Maintenant, au milieu du recul contre ChatGPT et ses semblables, le pendule a basculé fort, et nous sommes avertis contre empathie avec ces choses. C’est un point que j’ai soulevé à la suite du fiasco de LaMDA AI l’année dernière : un bot n’a pas besoin d’être intelligent pour que nous l’anthropomorphisions, et ce fait sera exploité par des profiteurs. Je maintiens cet avertissement. Mais certains sont allés plus loin en suggérant que les critiques antérieures des personnes qui ont abusé de leurs assistants virtuels sont des habilitations naïves rétrospectivement. Peut-être que les hommes qui ont traité à plusieurs reprises Cortana de “salope” étaient sur quelque chose !

Cela peut vous choquer d’apprendre que ce n’est pas le cas. Non seulement les critiques passées de l’abus de l’IA étaient correctes, mais elles anticipaient le paysage numérique plus dangereux auquel nous sommes confrontés aujourd’hui. La vraie raison pour laquelle la critique est passée de “les gens sont trop méchants avec les bots” à “les gens sont trop gentils avec eux” est que l’économie politique de l’IA a soudainement et radicalement changé, et avec elle, les arguments de vente des entreprises technologiques. Là où autrefois les bots nous étaient vendus comme des serviteurs parfaits, ils vont maintenant nous être vendus comme nos meilleurs amis.

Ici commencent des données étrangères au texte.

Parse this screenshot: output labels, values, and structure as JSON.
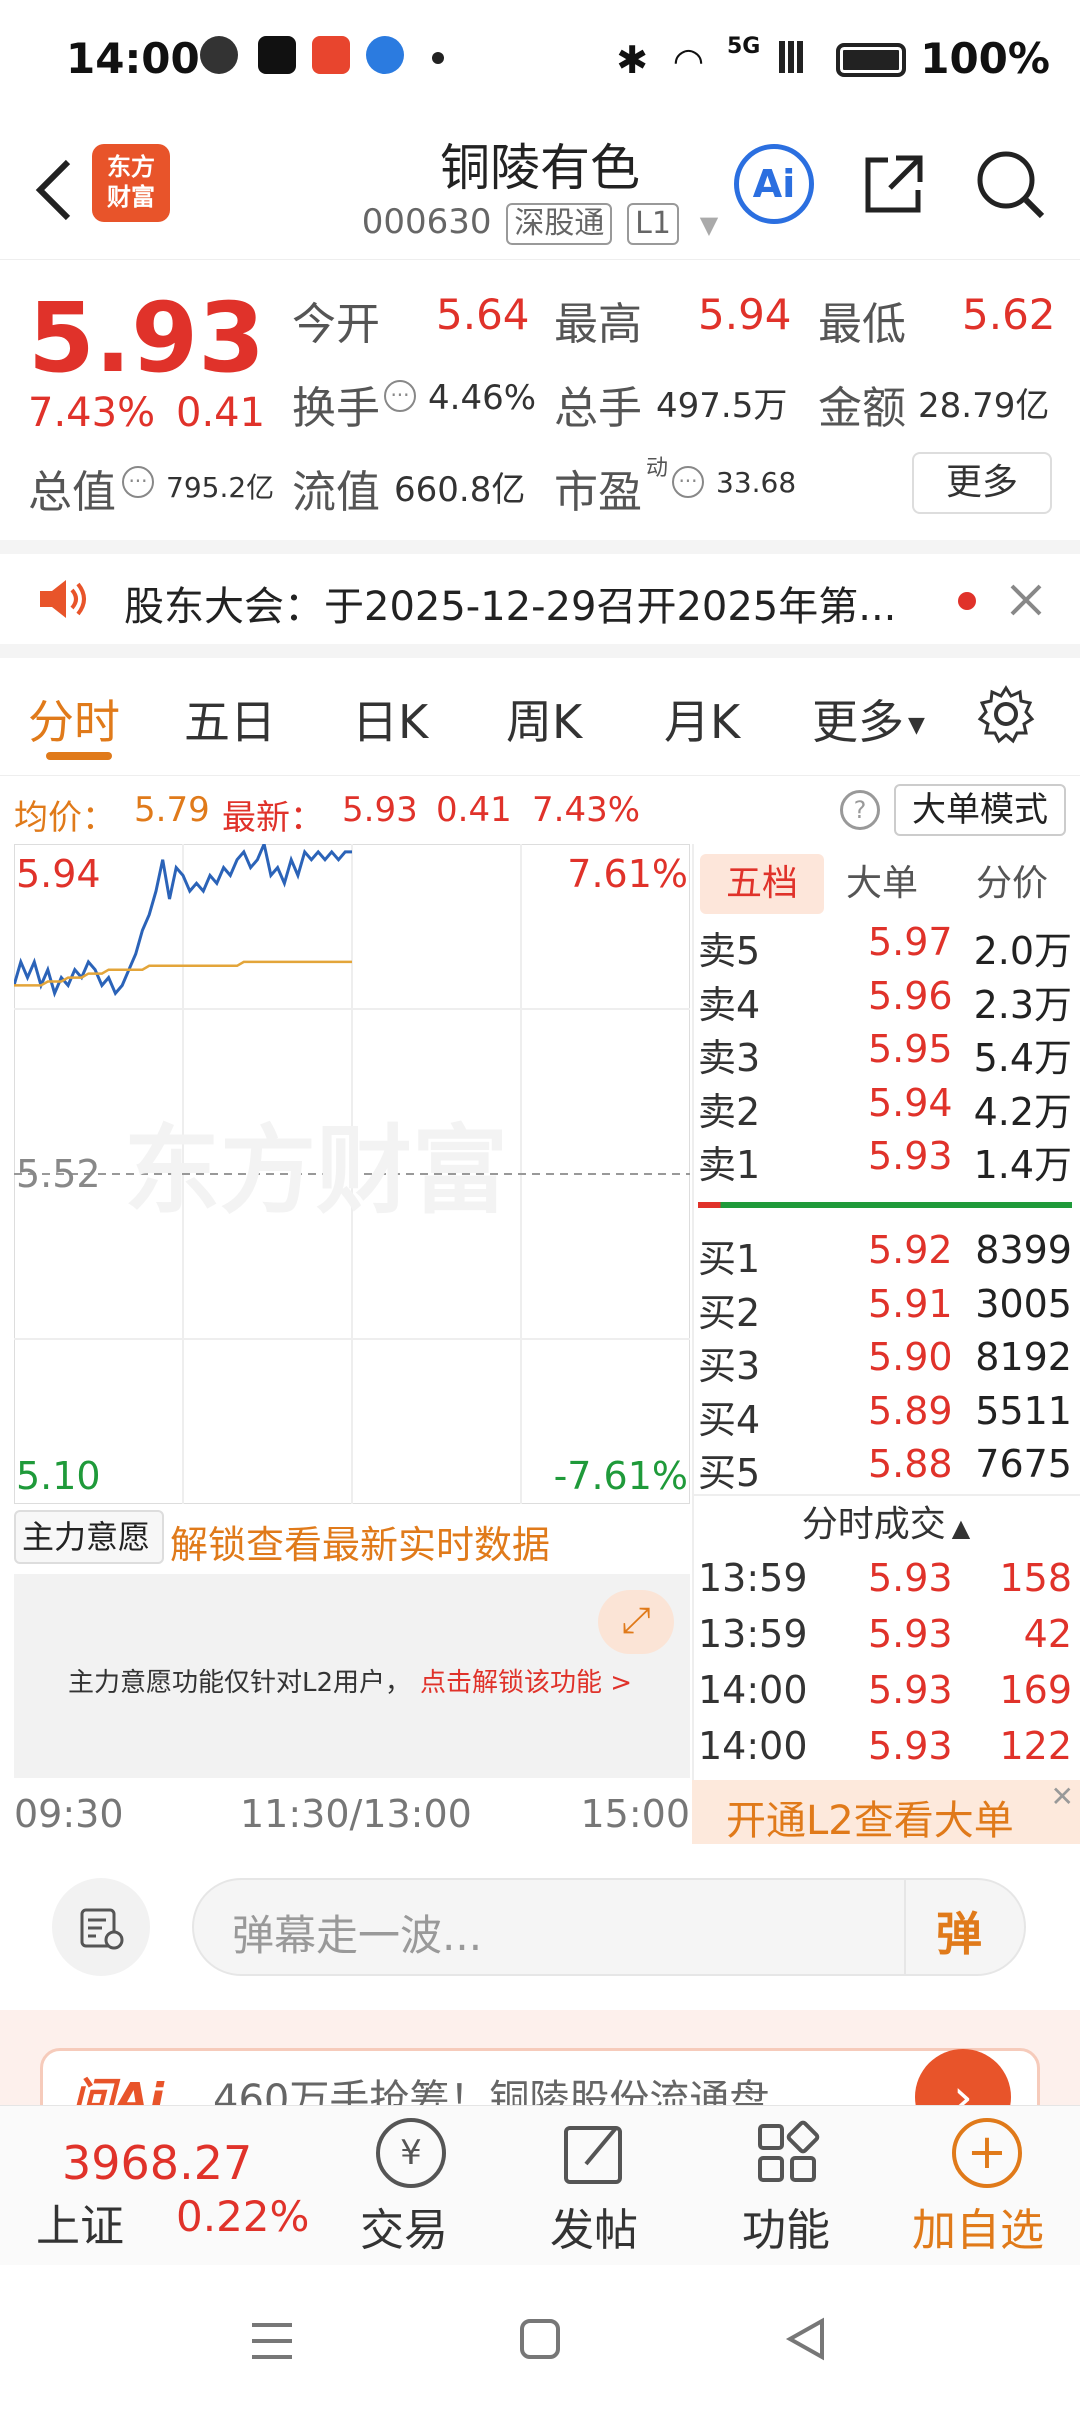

Mais dans chaque cas, la réponse pathologique à chaque génération de robots nous a implicitement obligés à les humaniser. Les propriétaires du bot ont toujours militarisé nos pires et nos meilleures impulsions.

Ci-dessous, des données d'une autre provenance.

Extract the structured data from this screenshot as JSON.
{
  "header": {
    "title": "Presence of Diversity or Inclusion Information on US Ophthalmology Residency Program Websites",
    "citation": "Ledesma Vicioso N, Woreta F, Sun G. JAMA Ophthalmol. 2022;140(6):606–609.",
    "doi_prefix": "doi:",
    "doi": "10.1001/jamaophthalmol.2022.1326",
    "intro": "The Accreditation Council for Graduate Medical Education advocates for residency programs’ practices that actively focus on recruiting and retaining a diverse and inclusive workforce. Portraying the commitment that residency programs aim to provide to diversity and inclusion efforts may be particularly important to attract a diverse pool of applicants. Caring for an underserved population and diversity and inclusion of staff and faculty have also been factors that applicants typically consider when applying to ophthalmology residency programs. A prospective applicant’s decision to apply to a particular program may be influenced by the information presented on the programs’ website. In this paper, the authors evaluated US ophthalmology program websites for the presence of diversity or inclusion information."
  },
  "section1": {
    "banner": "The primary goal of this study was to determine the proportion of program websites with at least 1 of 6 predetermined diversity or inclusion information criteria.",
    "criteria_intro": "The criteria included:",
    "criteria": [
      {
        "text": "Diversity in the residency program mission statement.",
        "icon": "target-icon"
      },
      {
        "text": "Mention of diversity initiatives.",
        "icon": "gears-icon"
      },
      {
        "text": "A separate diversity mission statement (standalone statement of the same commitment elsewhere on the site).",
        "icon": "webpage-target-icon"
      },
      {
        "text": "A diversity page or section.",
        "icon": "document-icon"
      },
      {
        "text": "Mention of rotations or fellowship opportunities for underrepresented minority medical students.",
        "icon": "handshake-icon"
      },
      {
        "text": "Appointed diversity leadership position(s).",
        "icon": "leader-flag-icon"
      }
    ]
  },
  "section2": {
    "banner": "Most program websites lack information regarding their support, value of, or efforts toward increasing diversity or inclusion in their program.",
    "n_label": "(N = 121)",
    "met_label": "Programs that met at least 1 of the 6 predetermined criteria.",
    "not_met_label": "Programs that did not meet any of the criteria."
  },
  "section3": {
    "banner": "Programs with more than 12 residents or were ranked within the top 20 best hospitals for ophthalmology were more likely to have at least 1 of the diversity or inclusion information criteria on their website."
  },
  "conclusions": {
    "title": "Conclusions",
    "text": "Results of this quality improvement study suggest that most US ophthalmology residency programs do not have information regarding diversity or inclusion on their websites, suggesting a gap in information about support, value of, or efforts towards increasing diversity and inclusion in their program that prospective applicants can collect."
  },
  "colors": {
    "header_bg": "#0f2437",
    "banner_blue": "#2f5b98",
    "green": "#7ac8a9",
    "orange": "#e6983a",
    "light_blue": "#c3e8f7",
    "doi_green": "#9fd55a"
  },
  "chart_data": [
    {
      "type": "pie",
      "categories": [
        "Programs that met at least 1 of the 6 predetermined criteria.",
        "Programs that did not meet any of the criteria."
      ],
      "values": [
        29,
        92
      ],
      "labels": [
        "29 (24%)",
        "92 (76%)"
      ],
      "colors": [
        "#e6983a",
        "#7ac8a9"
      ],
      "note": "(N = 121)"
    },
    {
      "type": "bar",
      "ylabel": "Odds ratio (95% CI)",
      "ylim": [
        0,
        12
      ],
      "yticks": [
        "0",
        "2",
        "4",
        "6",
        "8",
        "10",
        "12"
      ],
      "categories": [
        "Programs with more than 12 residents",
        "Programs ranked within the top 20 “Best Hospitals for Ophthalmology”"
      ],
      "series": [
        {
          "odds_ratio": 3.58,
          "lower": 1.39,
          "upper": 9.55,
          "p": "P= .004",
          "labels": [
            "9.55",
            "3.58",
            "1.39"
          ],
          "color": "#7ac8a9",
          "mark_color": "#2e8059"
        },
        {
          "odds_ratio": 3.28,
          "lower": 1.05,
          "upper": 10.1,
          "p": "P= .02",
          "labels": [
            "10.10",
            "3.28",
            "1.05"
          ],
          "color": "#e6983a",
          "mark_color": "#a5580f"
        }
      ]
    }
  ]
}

Une vérité contre-intuitive à propos de la violence est que, bien que déshumanisante, elle oblige en fait l’agresseur à vous voir comme un être humain. C’est une sombre réalité, mais tout le monde, des criminels de guerre aux crétins du pub, s’amuse, dans une certaine mesure, à l’idée que leurs victimes ressentent de la douleur. La déshumanisation n’est pas l’incapacité de voir quelqu’un comme humain, mais le désir de voir quelqu’un comme moins qu’humain et d’agir en conséquence. Ainsi, à un certain niveau, c’est précisément le degré auquel les gens confondent leurs assistants virtuels avec de vrais êtres humains qui les encouragent à en abuser. Ce ne serait pas amusant sinon. Cela nous amène au moment présent.

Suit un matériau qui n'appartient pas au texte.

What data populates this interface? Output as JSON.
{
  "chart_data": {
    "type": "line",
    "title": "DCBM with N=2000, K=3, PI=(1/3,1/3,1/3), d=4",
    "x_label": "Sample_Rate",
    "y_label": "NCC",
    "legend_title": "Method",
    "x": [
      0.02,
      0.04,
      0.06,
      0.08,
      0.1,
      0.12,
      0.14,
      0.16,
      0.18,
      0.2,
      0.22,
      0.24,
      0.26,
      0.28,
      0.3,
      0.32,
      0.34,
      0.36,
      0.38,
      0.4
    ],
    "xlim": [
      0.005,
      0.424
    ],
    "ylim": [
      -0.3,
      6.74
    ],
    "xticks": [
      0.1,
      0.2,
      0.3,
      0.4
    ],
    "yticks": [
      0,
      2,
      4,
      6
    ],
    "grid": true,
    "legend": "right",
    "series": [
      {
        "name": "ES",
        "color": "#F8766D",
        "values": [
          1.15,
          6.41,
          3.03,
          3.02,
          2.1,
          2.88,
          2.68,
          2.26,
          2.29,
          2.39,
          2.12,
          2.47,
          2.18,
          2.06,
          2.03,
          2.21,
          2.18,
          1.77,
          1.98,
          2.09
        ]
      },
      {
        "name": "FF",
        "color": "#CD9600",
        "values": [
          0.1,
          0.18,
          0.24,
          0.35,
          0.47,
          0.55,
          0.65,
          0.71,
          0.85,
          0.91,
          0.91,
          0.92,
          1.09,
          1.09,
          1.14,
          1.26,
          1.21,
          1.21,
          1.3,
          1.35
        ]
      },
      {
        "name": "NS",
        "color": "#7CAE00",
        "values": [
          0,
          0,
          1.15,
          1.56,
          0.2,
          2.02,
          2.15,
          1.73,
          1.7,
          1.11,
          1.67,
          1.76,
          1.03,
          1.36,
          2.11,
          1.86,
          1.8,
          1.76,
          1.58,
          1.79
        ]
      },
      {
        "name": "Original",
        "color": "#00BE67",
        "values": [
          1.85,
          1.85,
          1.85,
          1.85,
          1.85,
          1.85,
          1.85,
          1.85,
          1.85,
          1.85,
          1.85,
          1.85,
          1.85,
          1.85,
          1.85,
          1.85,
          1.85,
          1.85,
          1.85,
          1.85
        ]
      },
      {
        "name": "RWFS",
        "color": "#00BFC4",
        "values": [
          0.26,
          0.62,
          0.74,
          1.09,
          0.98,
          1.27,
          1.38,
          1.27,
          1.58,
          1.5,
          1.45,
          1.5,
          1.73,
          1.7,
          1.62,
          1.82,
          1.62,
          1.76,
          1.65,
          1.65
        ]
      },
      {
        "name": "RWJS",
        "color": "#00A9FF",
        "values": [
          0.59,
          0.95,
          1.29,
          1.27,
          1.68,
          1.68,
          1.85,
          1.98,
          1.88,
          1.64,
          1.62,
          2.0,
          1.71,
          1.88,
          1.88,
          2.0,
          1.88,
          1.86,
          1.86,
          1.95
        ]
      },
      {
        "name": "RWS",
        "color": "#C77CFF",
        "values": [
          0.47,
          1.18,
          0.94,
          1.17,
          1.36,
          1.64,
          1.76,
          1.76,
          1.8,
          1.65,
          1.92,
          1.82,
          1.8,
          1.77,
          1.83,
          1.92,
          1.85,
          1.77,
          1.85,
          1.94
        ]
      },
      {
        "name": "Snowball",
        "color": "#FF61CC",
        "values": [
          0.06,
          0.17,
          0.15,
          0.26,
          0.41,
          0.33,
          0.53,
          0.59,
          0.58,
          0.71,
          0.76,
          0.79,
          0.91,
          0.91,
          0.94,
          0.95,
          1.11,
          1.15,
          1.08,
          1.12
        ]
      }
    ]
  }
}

La génération précédente de l’IA nous ont été vendus comme de parfaits serviteurs – un système de sonorisation sophistiqué ou peut-être l’ordinateur Starship Enterprise de Majel Barrett. Cédant, omniscient, toujours prêt à servir. Les nouveaux moteurs de recherche de chatbot portent également certaines des mêmes associations, mais à mesure qu’ils évoluent, ils nous seront également vendus comme nos nouveaux confidents, voire nos nouveaux thérapeutes.